Wild-Horse Advocates Seek Dismissal of Nevada Lawsuit

Nevada Lawsuit Faces Challenge from Wild-Horse AdvocatesNevada Lawsuit Faces Challenge from Wild-Horse Advocates

Wild-horse advocates are urging a U.S. judge to dismiss a lawsuit by livestock interests in Nevada, which seeks the removal of thousands of mustangs from public lands. This legal battle highlights the ongoing conflict between conservation efforts and livestock interests over the management of wild horses in the West. Advocates are referencing past rulings that dismissed similar challenges to bolster their case.

Wild-horse advocates fighting government roundups across the West are citing past rulings that shot down their own legal challenges in urging a U.S. judge to throw out a lawsuit by livestock interests seeking the removal of thousands of more mustangs from the range.

Although somewhat successful in a few isolated cases in Nevada in recent years, horse groups routinely have been turned away over the past decade by federal judges who say the courts lack the authority to overrule the expertise of the U.S. Bureau of Land Management.

They point to a series of such rulings in a motion filed this week in U.S. District Court in Reno to dismiss a lawsuit by the Nevada Farm Bureau Federation and Nevada Association of Counties.

The rural groups argue more roundups are necessary to cull overpopulated herds competing with livestock for water and forage. The suit filed in December seeks to force BLM to sell older horses deemed unadoptable without the usual prohibition on resale for slaughter.

The American Wild Horse Conservation (formerly American Wild Horse Preservation) and others said in requesting dismissal of the suit that the plaintiffs "seek to overhaul the entire program through litigation" but fail to cite any specific agency action that violates the law, including the Wild Free-Roaming Horses and Burros Act.

It's "the latest attempt by ranchers to create a legal facade to give the BLM an excuse to cave in to their interests and remove more mustangs," said campaign director Suzanne Roy. She called the suit a "meritless legal assault on federally protected wild horses and burros by ranchers who view these national icons as competition for cheap, taxpayer-subsidized grazing on our public lands."

BLM estimates there are 40,600 wild horses and burros on federal rangeland in 10 Western states — 14,000 more than the agency maintains the land can sustain. About half of the mustangs are in Nevada.

BLM removed about 8,000 of the animals in 2012 but only about 4,000 last year, due in part to budget constraints.
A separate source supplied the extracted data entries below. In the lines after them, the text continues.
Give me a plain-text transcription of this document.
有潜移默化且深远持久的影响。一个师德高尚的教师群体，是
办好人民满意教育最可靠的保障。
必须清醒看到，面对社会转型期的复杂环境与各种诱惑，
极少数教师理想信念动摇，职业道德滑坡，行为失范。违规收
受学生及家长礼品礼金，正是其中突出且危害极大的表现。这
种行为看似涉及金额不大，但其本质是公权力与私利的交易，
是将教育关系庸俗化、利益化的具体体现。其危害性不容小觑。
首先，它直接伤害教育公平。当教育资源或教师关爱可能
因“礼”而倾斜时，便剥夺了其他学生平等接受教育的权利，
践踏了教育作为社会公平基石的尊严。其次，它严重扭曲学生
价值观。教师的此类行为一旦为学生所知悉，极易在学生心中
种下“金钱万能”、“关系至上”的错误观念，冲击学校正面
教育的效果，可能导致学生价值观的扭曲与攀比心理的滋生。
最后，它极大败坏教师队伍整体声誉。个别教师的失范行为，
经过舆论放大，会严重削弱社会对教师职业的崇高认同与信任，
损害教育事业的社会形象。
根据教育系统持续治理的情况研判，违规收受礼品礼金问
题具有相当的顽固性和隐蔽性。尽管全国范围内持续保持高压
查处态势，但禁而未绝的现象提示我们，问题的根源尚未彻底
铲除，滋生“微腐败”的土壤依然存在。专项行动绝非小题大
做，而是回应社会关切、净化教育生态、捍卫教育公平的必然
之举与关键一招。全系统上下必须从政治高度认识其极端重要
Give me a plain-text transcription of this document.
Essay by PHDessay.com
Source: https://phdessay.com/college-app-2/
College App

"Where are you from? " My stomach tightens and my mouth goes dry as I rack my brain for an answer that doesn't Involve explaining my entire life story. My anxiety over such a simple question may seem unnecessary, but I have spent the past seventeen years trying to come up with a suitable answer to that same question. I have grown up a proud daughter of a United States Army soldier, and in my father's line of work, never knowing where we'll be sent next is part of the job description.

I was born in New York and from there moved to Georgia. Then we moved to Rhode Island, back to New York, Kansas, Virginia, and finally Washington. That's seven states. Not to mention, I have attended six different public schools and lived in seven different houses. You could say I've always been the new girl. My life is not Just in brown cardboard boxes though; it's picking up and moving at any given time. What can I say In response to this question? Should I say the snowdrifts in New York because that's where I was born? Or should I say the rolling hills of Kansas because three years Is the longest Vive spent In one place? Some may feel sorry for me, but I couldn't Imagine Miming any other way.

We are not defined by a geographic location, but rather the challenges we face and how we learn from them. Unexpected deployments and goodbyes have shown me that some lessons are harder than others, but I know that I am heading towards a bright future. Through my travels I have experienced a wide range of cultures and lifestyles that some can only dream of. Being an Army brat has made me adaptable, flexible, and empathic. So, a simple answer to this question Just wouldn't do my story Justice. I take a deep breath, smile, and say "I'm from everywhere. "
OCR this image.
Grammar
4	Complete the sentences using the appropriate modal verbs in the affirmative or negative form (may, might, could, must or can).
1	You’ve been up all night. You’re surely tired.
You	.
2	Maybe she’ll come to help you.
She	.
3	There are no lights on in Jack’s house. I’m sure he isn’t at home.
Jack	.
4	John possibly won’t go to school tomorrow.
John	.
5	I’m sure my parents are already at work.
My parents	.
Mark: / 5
The Farm Bureau argues the overpopulation "has severe impacts on the health of the horses as well as the ecological health and sustainability of Nevada's rangelands."

"Loss of use of public lands as well as the cost of services associated with the health and safety impacts ... decreases tax revenues and yet increases the costs that counties must bear," the county coalition said.

In asking for the suit's dismissal, the opponents say several suits challenging BLM roundups over the past decade have failed based on the precedent set in a U.S. Supreme Court case involving federal wilderness designations in 1990.

In a 5-4 ruling, the justices rejected the National Wildlife Federation's objection to BLM's land-use designations on more than 1,200 parcels of federal land in the West, saying courts are "not the appropriate venue to air such generalized grievances about the day-to-day operations of federal agencies."

Advising the conservationists to take their concerns to Congress or pursue administrative channels at the Interior Department, the high court ruled they "cannot seek wholesale improvement of a program by court decree."

That logic has driven numerous cases since then, the horse campaign said, including a 2004 Supreme Court ruling against the Southern Utah Wilderness Alliance's challenge of off-road access to wilderness areas. Courts "can only compel an agency to take action — it cannot direct the agency how to act," the ruling said.

In 2010, the 9th U.S. Circuit Court of Appeals refused the Hells Canyon Preservation Council's bid to force the Forest Service to designate wilderness areas in the canyon along the Snake River dividing Oregon and Idaho. It said courts can compel an agency to act "only in situations where an agency has ignored a specific legislative command."

The horse campaign notes in Thursday's filing the San Francisco-based appellate court offered similar reasoning in its most significant recent wild horse decision, ruling 2-1 in April against In Defense of Animals' challenge of the roundup of 1,600 mustangs along the Nevada-California line in 2010.